Statistical Guarantees for Reasoning Probes on Looped Boolean Circuits
Anastasis Kratsios, Giulia Livieri, A. Martina Neuman
TL;DR
The paper addresses the problem of statistically evaluating reasoning probes that interrogate looped Boolean circuits with partial observability. It introduces a GCN-based probing framework where probe outputs live in the interior of the $m$-simplex and uncertainty is modeled via the Aitchison geometry, coupled with a hitting-probability metric on a strongly connected digraph derived from looped execution. The main result proves a transductive generalization bound: with $N$ observed nodes, the worst-case generalization error decays at the optimal rate $\mathcal{O}\big(\sqrt{\log(2/\delta)}/\sqrt{N}\big)$ with probability at least $1-\delta$, and this rate is independent of the graph size thanks to a one-dimensional snowflake embedding of the induced graph metric. The work also provides Lipschitz estimates for GCNs on digraphs and develops a metric-embedding-based proof strategy, offering a principled link between circuit structure and statistical efficiency under partial access.
Abstract
We study the statistical behaviour of reasoning probes in a stylized model of looped reasoning, given by Boolean circuits whose computational graph is a perfect $ν$-ary tree ($ν\ge 2$) and whose output is appended to the input and fed back iteratively for subsequent computation rounds.

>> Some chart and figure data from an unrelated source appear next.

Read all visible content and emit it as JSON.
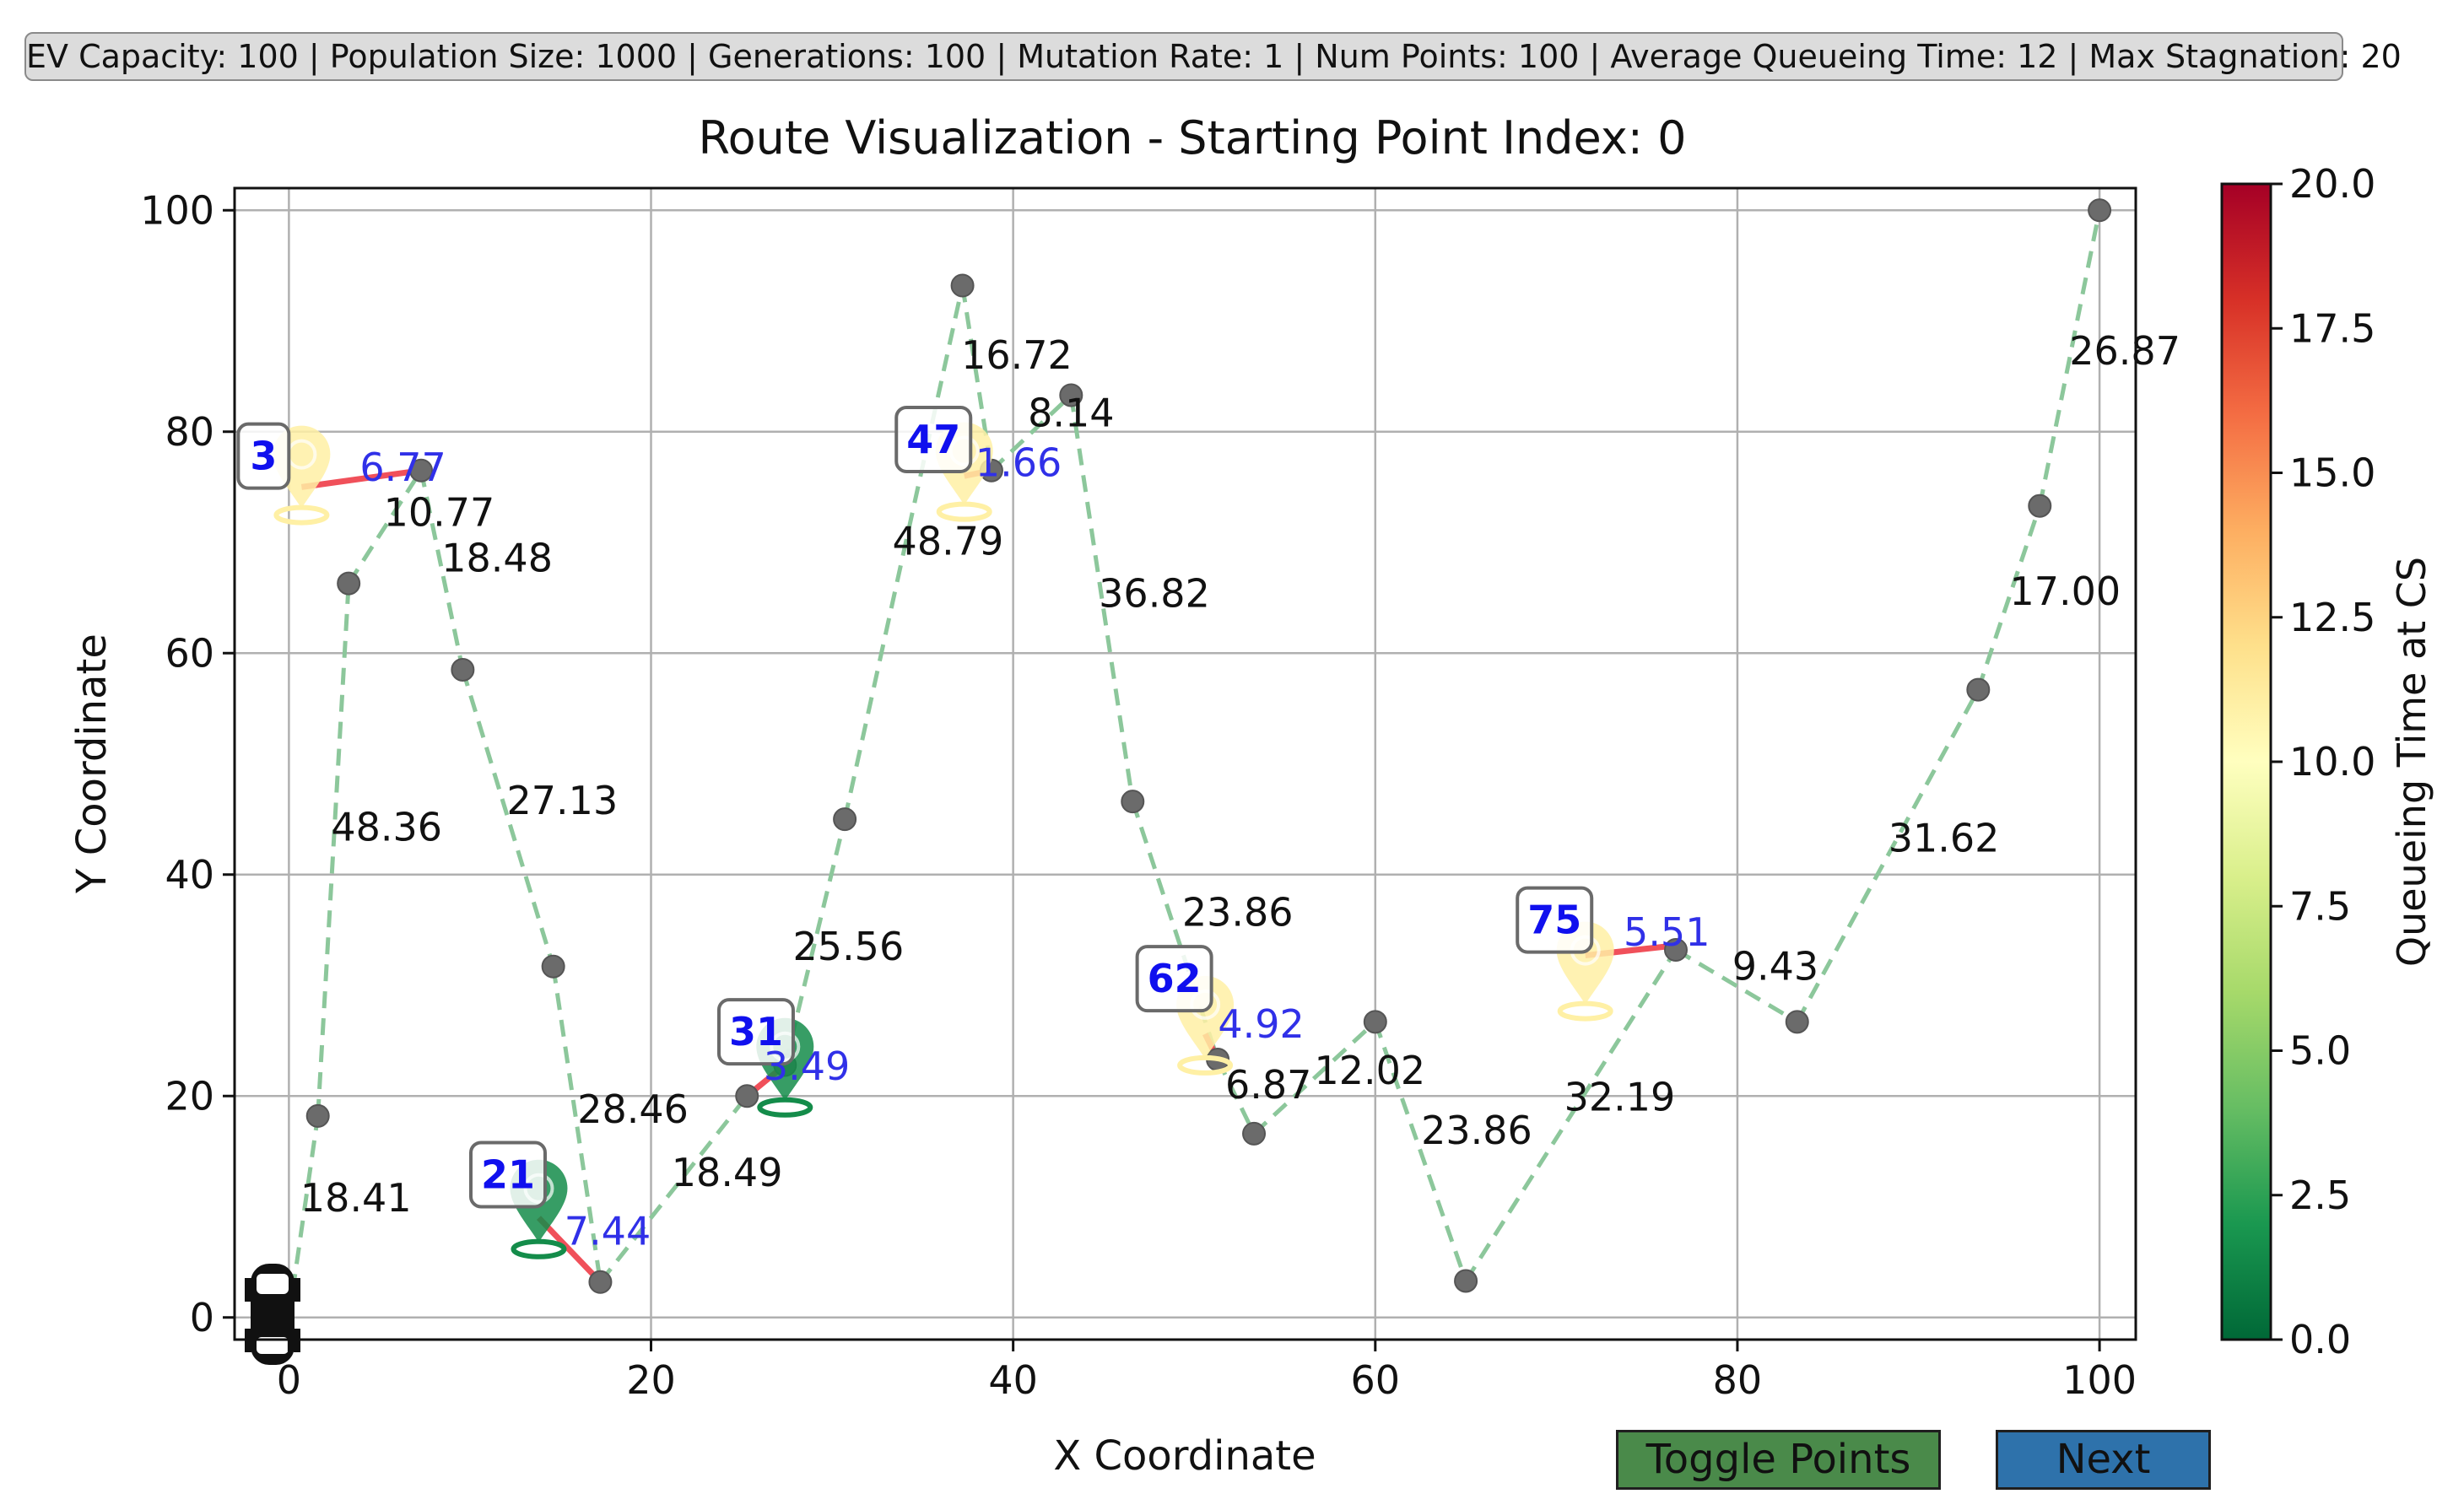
{
  "params": "EV Capacity: 100 | Population Size: 1000 | Generations: 100 | Mutation Rate: 1 | Num Points: 100 | Average Queueing Time: 12 | Max Stagnation: 20",
  "buttons": {
    "toggle_label": "Toggle Points",
    "toggle_color": "#4a8a4a",
    "next_label": "Next",
    "next_color": "#2e72ab"
  },
  "chart_data": {
    "type": "scatter",
    "title": "Route Visualization - Starting Point Index: 0",
    "xlabel": "X Coordinate",
    "ylabel": "Y Coordinate",
    "xlim": [
      -3,
      102
    ],
    "ylim": [
      -2,
      102
    ],
    "xticks": [
      0,
      20,
      40,
      60,
      80,
      100
    ],
    "yticks": [
      0,
      20,
      40,
      60,
      80,
      100
    ],
    "grid": true,
    "route_color": "#8cc79b",
    "charge_line_color": "#f0505a",
    "point_color": "#6b6b6b",
    "points": [
      [
        0,
        0
      ],
      [
        1.6,
        18.2
      ],
      [
        3.3,
        66.3
      ],
      [
        7.3,
        76.5
      ],
      [
        9.6,
        58.5
      ],
      [
        14.6,
        31.7
      ],
      [
        17.2,
        3.2
      ],
      [
        25.3,
        20.0
      ],
      [
        27.4,
        22.8
      ],
      [
        30.7,
        45.0
      ],
      [
        37.2,
        93.2
      ],
      [
        38.8,
        76.5
      ],
      [
        43.2,
        83.3
      ],
      [
        46.6,
        46.6
      ],
      [
        51.3,
        23.3
      ],
      [
        53.3,
        16.6
      ],
      [
        60.0,
        26.7
      ],
      [
        65.0,
        3.3
      ],
      [
        76.6,
        33.2
      ],
      [
        83.3,
        26.7
      ],
      [
        93.3,
        56.7
      ],
      [
        96.7,
        73.3
      ],
      [
        100,
        100
      ]
    ],
    "segment_labels": [
      {
        "text": "18.41",
        "x": 3.7,
        "y": 10.8
      },
      {
        "text": "48.36",
        "x": 5.4,
        "y": 44.3
      },
      {
        "text": "10.77",
        "x": 8.3,
        "y": 72.7
      },
      {
        "text": "18.48",
        "x": 11.5,
        "y": 68.6
      },
      {
        "text": "27.13",
        "x": 15.1,
        "y": 46.7
      },
      {
        "text": "28.46",
        "x": 19.0,
        "y": 18.8
      },
      {
        "text": "18.49",
        "x": 24.2,
        "y": 13.1
      },
      {
        "text": "25.56",
        "x": 30.9,
        "y": 33.5
      },
      {
        "text": "48.79",
        "x": 36.4,
        "y": 70.1
      },
      {
        "text": "16.72",
        "x": 40.2,
        "y": 86.9
      },
      {
        "text": "8.14",
        "x": 43.2,
        "y": 81.7
      },
      {
        "text": "36.82",
        "x": 47.8,
        "y": 65.4
      },
      {
        "text": "23.86",
        "x": 52.4,
        "y": 36.6
      },
      {
        "text": "6.87",
        "x": 54.1,
        "y": 21.0
      },
      {
        "text": "12.02",
        "x": 59.7,
        "y": 22.3
      },
      {
        "text": "23.86",
        "x": 65.6,
        "y": 16.9
      },
      {
        "text": "32.19",
        "x": 73.5,
        "y": 19.9
      },
      {
        "text": "9.43",
        "x": 82.1,
        "y": 31.7
      },
      {
        "text": "31.62",
        "x": 91.4,
        "y": 43.3
      },
      {
        "text": "17.00",
        "x": 98.1,
        "y": 65.6
      },
      {
        "text": "26.87",
        "x": 101.4,
        "y": 87.3
      }
    ],
    "charging_stations": [
      {
        "id": "3",
        "x": 0.7,
        "y": 77.5,
        "queue": 11,
        "dist": "6.77",
        "from_x": 0.7,
        "from_y": 75,
        "to_x": 7.3,
        "to_y": 76.5,
        "id_x": -1.4,
        "id_y": 77.8,
        "dist_x": 6.3,
        "dist_y": 76.8
      },
      {
        "id": "21",
        "x": 13.8,
        "y": 11.2,
        "queue": 1.5,
        "dist": "7.44",
        "from_x": 13.8,
        "from_y": 9,
        "to_x": 17.2,
        "to_y": 3.2,
        "id_x": 12.1,
        "id_y": 12.9,
        "dist_x": 17.6,
        "dist_y": 7.8
      },
      {
        "id": "31",
        "x": 27.4,
        "y": 24.0,
        "queue": 1.5,
        "dist": "3.49",
        "from_x": 25.3,
        "from_y": 20,
        "to_x": 27.4,
        "to_y": 22.8,
        "id_x": 25.8,
        "id_y": 25.8,
        "dist_x": 28.6,
        "dist_y": 22.7
      },
      {
        "id": "47",
        "x": 37.3,
        "y": 77.8,
        "queue": 11,
        "dist": "1.66",
        "from_x": 37.3,
        "from_y": 76.0,
        "to_x": 38.8,
        "to_y": 76.5,
        "id_x": 35.6,
        "id_y": 79.3,
        "dist_x": 40.3,
        "dist_y": 77.2
      },
      {
        "id": "62",
        "x": 50.6,
        "y": 27.8,
        "queue": 11,
        "dist": "4.92",
        "from_x": 50.6,
        "from_y": 25.6,
        "to_x": 51.3,
        "to_y": 23.3,
        "id_x": 48.9,
        "id_y": 30.6,
        "dist_x": 53.7,
        "dist_y": 26.5
      },
      {
        "id": "75",
        "x": 71.6,
        "y": 32.7,
        "queue": 11,
        "dist": "5.51",
        "from_x": 71.6,
        "from_y": 32.7,
        "to_x": 76.6,
        "to_y": 33.6,
        "id_x": 69.9,
        "id_y": 35.9,
        "dist_x": 76.1,
        "dist_y": 34.8
      }
    ],
    "colorbar": {
      "label": "Queueing Time at CS",
      "min": 0,
      "max": 20,
      "ticks": [
        "0.0",
        "2.5",
        "5.0",
        "7.5",
        "10.0",
        "12.5",
        "15.0",
        "17.5",
        "20.0"
      ],
      "colormap": [
        "#006837",
        "#1a9850",
        "#66bd63",
        "#a6d96a",
        "#d9ef8b",
        "#ffffbf",
        "#fee08b",
        "#fdae61",
        "#f46d43",
        "#d73027",
        "#a50026"
      ]
    }
  }
}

A reasoning probe has access to a sampled subset of internal computation nodes, possibly without covering the entire graph, and seeks to infer which $ν$-ary Boolean gate is executed at each queried node, representing uncertainty via a probability distribution over a fixed collection of $\mathtt{m}$ admissible $ν$-ary gates. This partial observability induces a generalization problem, which we analyze in a realizable, transductive setting. We show that, when the reasoning probe is parameterized by a graph convolutional network (GCN)-based hypothesis class and queries $N$ nodes, the worst-case generalization error attains the optimal rate $\mathcal{O}(\sqrt{\log(2/δ)}/\sqrt{N})$ with probability at least $1-δ$, for $δ\in (0,1)$. Our analysis combines snowflake metric embedding techniques with tools from statistical optimal transport. A key insight is that this optimal rate is achievable independently of graph size, owing to the existence of a low-distortion one-dimensional snowflake embedding of the induced graph metric. As a consequence, our results provide a sharp characterization of how structural properties of the computational graph govern the statistical efficiency of reasoning under partial access.